The study findings show that the mean HbA1C was significantly reduced in the intervention group (7.32 ± 0.62%, 6.91 ± 0.83%) compared to control group (7.59 ± 0.73%, 7.49 ± 1.02%) in first and second follow-up visits with a P < 0.01. These findings are nearly similar to the results of a diabetic study conducted by Shareef et al.[17] Other outcomes such as SBP and LDL-cholesterol are also significantly reduced in the intervention group compared to usual care with a P < 0.01. These findings are consistent with the results of the study conducted by Shao et al.[18] Most of the findings of this study support that pharmacist-mediated patient counseling combined with daily message reminder will have a great impact on medication adherence and clinical outcomes. No significant reduction has been observed in TG levels in the intervention group compared to control group. Long-term follow-up is required to observe changes in the TG levels.

STRENGTHS AND WEAKNESSES

This study offers insights for improving medication adherence levels in diabetes by adopting patient counseling with message reminder system in diabetes management policies. Pill count and VAS methods will not give accurate values about medication adherence. Still, there is a need to develop novel techniques to measure and improve the medication adherence, which will further improve the outcomes of the diabetes. The study was conducted in outpatient department, so extrapolation of these findings in all settings of patients with diabetes is not possible.

CONCLUSION

Pharmacist-directed patient counseling combined with message reminder has shown a greater effect on improvement of medication adherence and control of glycemia, blood pressure, and lipid profile in patients with diabetes. Post-counseling aid with message reminder technique is very simple, effective, and has low interference with patients’ lives in improving adherence toward prescribed medications. This study emphasizes the role of pharmacist as a good counselor in diabetes, and technology usage in disease management plays a vital role in achieving definite outcomes.

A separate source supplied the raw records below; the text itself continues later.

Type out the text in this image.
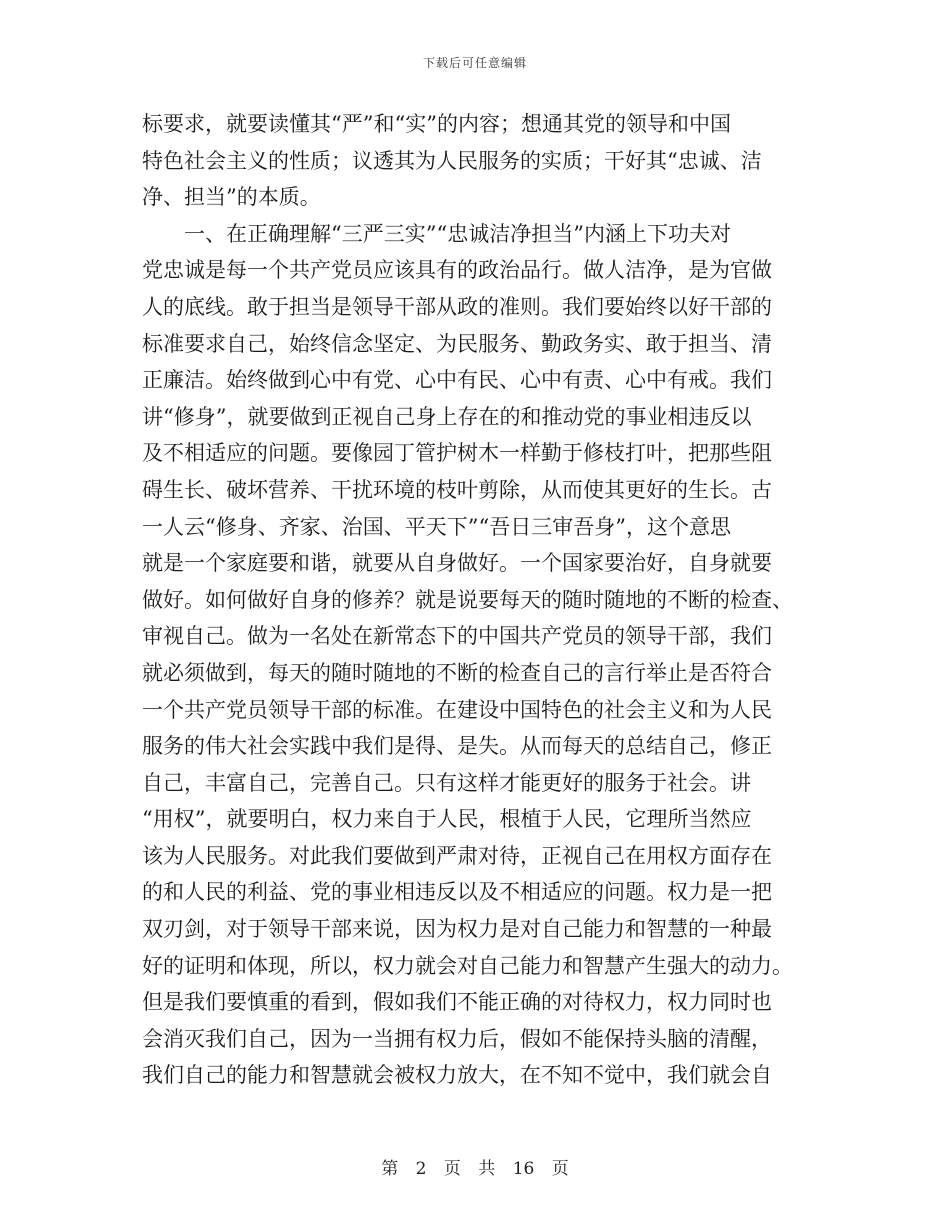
下载后可任意编辑
标要求，就要读懂其“严”和“实”的内容；想通其党的领导和中国
特色社会主义的性质；议透其为人民服务的实质；干好其“忠诚、洁
净、担当”的本质。
一、在正确理解“三严三实”“忠诚洁净担当”内涵上下功夫对
党忠诚是每一个共产党员应该具有的政治品行。做人洁净，是为官做
人的底线。敢于担当是领导干部从政的准则。我们要始终以好干部的
标准要求自己，始终信念坚定、为民服务、勤政务实、敢于担当、清
正廉洁。始终做到心中有党、心中有民、心中有责、心中有戒。我们
讲“修身”，就要做到正视自己身上存在的和推动党的事业相违反以
及不相适应的问题。要像园丁管护树木一样勤于修枝打叶，把那些阻
碍生长、破坏营养、干扰环境的枝叶剪除，从而使其更好的生长。古
一人云“修身、齐家、治国、平天下”“吾日三审吾身”，这个意思
就是一个家庭要和谐，就要从自身做好。一个国家要治好，自身就要
做好。如何做好自身的修养？就是说要每天的随时随地的不断的检查、
审视自己。做为一名处在新常态下的中国共产党员的领导干部，我们
就必须做到，每天的随时随地的不断的检查自己的言行举止是否符合
一个共产党员领导干部的标准。在建设中国特色的社会主义和为人民
服务的伟大社会实践中我们是得、是失。从而每天的总结自己，修正
自己，丰富自己，完善自己。只有这样才能更好的服务于社会。讲
“用权”，就要明白，权力来自于人民，根植于人民，它理所当然应
该为人民服务。对此我们要做到严肃对待，正视自己在用权方面存在
的和人民的利益、党的事业相违反以及不相适应的问题。权力是一把
双刃剑，对于领导干部来说，因为权力是对自己能力和智慧的一种最
好的证明和体现，所以，权力就会对自己能力和智慧产生强大的动力。
但是我们要慎重的看到，假如我们不能正确的对待权力，权力同时也
会消灭我们自己，因为一当拥有权力后，假如不能保持头脑的清醒，
我们自己的能力和智慧就会被权力放大，在不知不觉中，我们就会自
第 2 页 共 16 页
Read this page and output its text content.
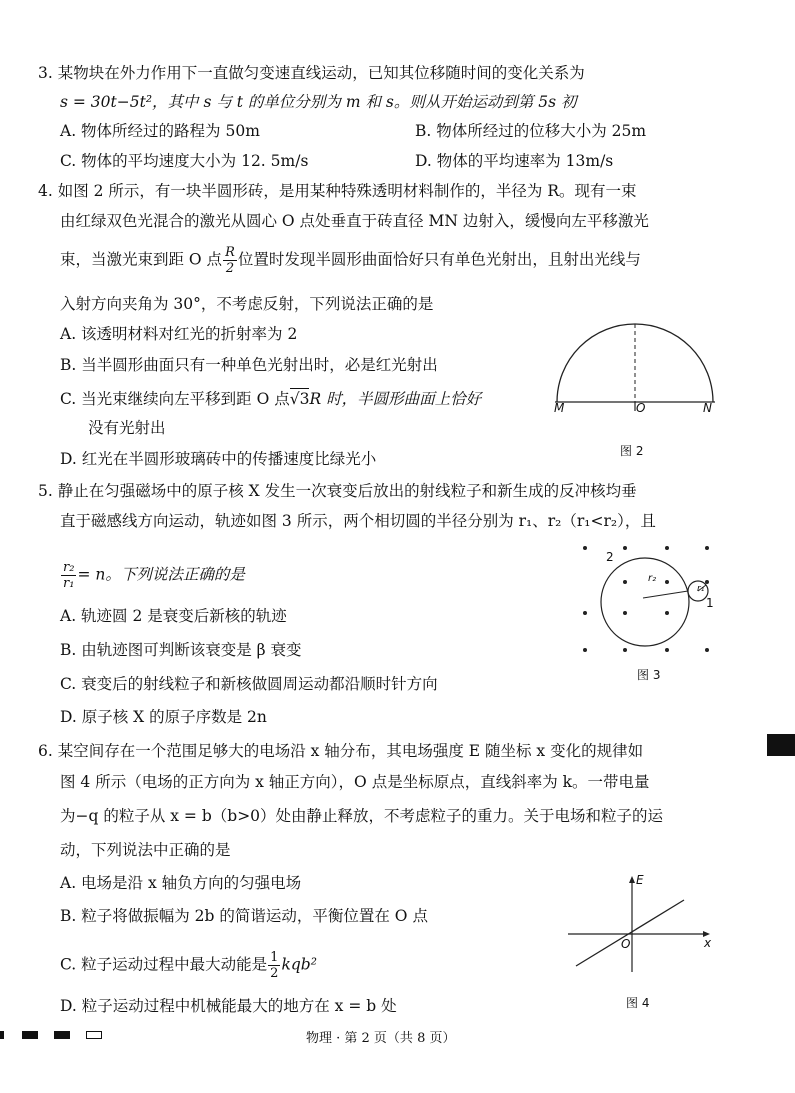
3. 某物块在外力作用下一直做匀变速直线运动，已知其位移随时间的变化关系为
s = 30t−5t²，其中 s 与 t 的单位分别为 m 和 s。则从开始运动到第 5s 初
A. 物体所经过的路程为 50m	B. 物体所经过的位移大小为 25m
C. 物体的平均速度大小为 12. 5m/s	D. 物体的平均速率为 13m/s
4. 如图 2 所示，有一块半圆形砖，是用某种特殊透明材料制作的，半径为 R。现有一束
由红绿双色光混合的激光从圆心 O 点处垂直于砖直径 MN 边射入，缓慢向左平移激光
束，当激光束到距 O 点 $\frac{R}{2}$ 位置时发现半圆形曲面恰好只有单色光射出，且射出光线与
入射方向夹角为 30°，不考虑反射，下列说法正确的是
A. 该透明材料对红光的折射率为 2
B. 当半圆形曲面只有一种单色光射出时，必是红光射出
C. 当光束继续向左平移到距 O 点√3R 时，半圆形曲面上恰好
没有光射出
D. 红光在半圆形玻璃砖中的传播速度比绿光小
M	O	N
图 2
5. 静止在匀强磁场中的原子核 X 发生一次衰变后放出的射线粒子和新生成的反冲核均垂
直于磁感线方向运动，轨迹如图 3 所示，两个相切圆的半径分别为 r₁、r₂（r₁<r₂），且
$\frac{\text{r₂}}{\text{r₁}} = n$。下列说法正确的是
A. 轨迹圆 2 是衰变后新核的轨迹
B. 由轨迹图可判断该衰变是 β 衰变
C. 衰变后的射线粒子和新核做圆周运动都沿顺时针方向
D. 原子核 X 的原子序数是 2n
2
1
r₂
r₁
图 3
6. 某空间存在一个范围足够大的电场沿 x 轴分布，其电场强度 E 随坐标 x 变化的规律如
图 4 所示（电场的正方向为 x 轴正方向），O 点是坐标原点，直线斜率为 k。一带电量
为−q 的粒子从 x = b（b>0）处由静止释放，不考虑粒子的重力。关于电场和粒子的运
动，下列说法中正确的是
A. 电场是沿 x 轴负方向的匀强电场
B. 粒子将做振幅为 2b 的简谐运动，平衡位置在 O 点
C. 粒子运动过程中最大动能是 $\frac{1}{2} kqb^2$
D. 粒子运动过程中机械能最大的地方在 x = b 处
E
O	x
图 4
物理 · 第 2 页（共 8 页）
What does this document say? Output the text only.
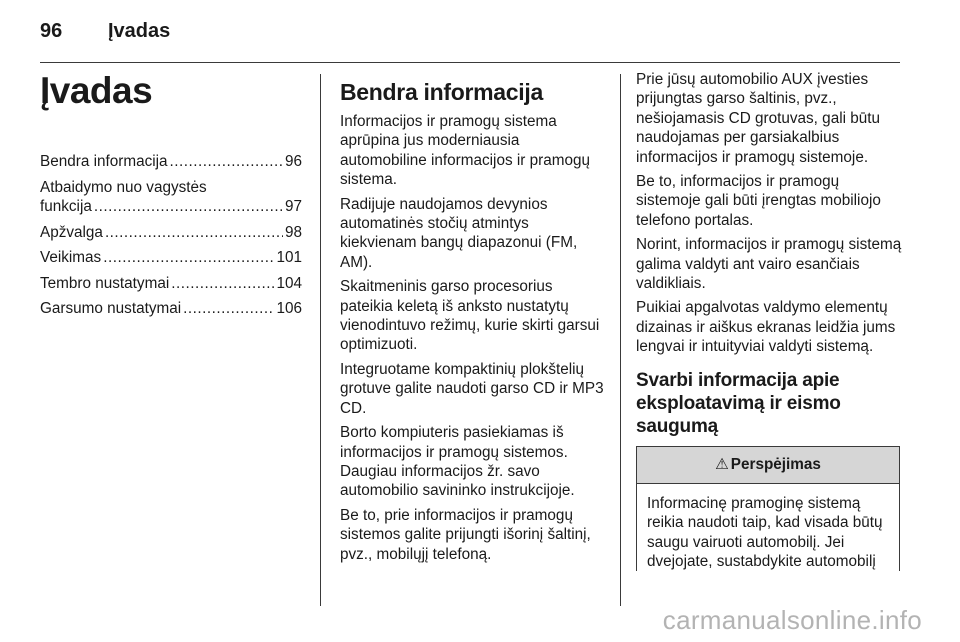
96 Įvadas
Įvadas
Bendra informacija .....	96
Atbaidymo nuo vagystės
funkcija .....	97
Apžvalga .....	98
Veikimas .....	101
Tembro nustatymai .....	104
Garsumo nustatymai .....	106
Bendra informacija

Informacijos ir pramogų sistema aprūpina jus moderniausia automobiline informacijos ir pramogų sistema.

Radijuje naudojamos devynios automatinės stočių atmintys kiekvienam bangų diapazonui (FM, AM).

Skaitmeninis garso procesorius pateikia keletą iš anksto nustatytų vienodintuvo režimų, kurie skirti garsui optimizuoti.

Integruotame kompaktinių plokštelių grotuve galite naudoti garso CD ir MP3 CD.

Borto kompiuteris pasiekiamas iš informacijos ir pramogų sistemos. Daugiau informacijos žr. savo automobilio savininko instrukcijoje.

Be to, prie informacijos ir pramogų sistemos galite prijungti išorinį šaltinį, pvz., mobilųjį telefoną.

Prie jūsų automobilio AUX įvesties prijungtas garso šaltinis, pvz., nešiojamasis CD grotuvas, gali būtu naudojamas per garsiakalbius informacijos ir pramogų sistemoje.

Be to, informacijos ir pramogų sistemoje gali būti įrengtas mobiliojo telefono portalas.

Norint, informacijos ir pramogų sistemą galima valdyti ant vairo esančiais valdikliais.

Puikiai apgalvotas valdymo elementų dizainas ir aiškus ekranas leidžia jums lengvai ir intuityviai valdyti sistemą.

Svarbi informacija apie eksploatavimą ir eismo saugumą
⚠ Perspėjimas
Informacinę pramoginę sistemą reikia naudoti taip, kad visada būtų saugu vairuoti automobilį. Jei dvejojate, sustabdykite automobilį
carmanualsonline.info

Financial support and sponsorship

Nil.

Conflicts of interest

There are no conflicts of interest.

Acknowledgement

We would like to thank Dr. Sudheer Kumar, Director, Rural Development Trust Hospital, Bathalapalli, Andhra Pradesh, India. We are wholeheartedly thankful to study participants and people who were directly or indirectly responsible for the completion of the work.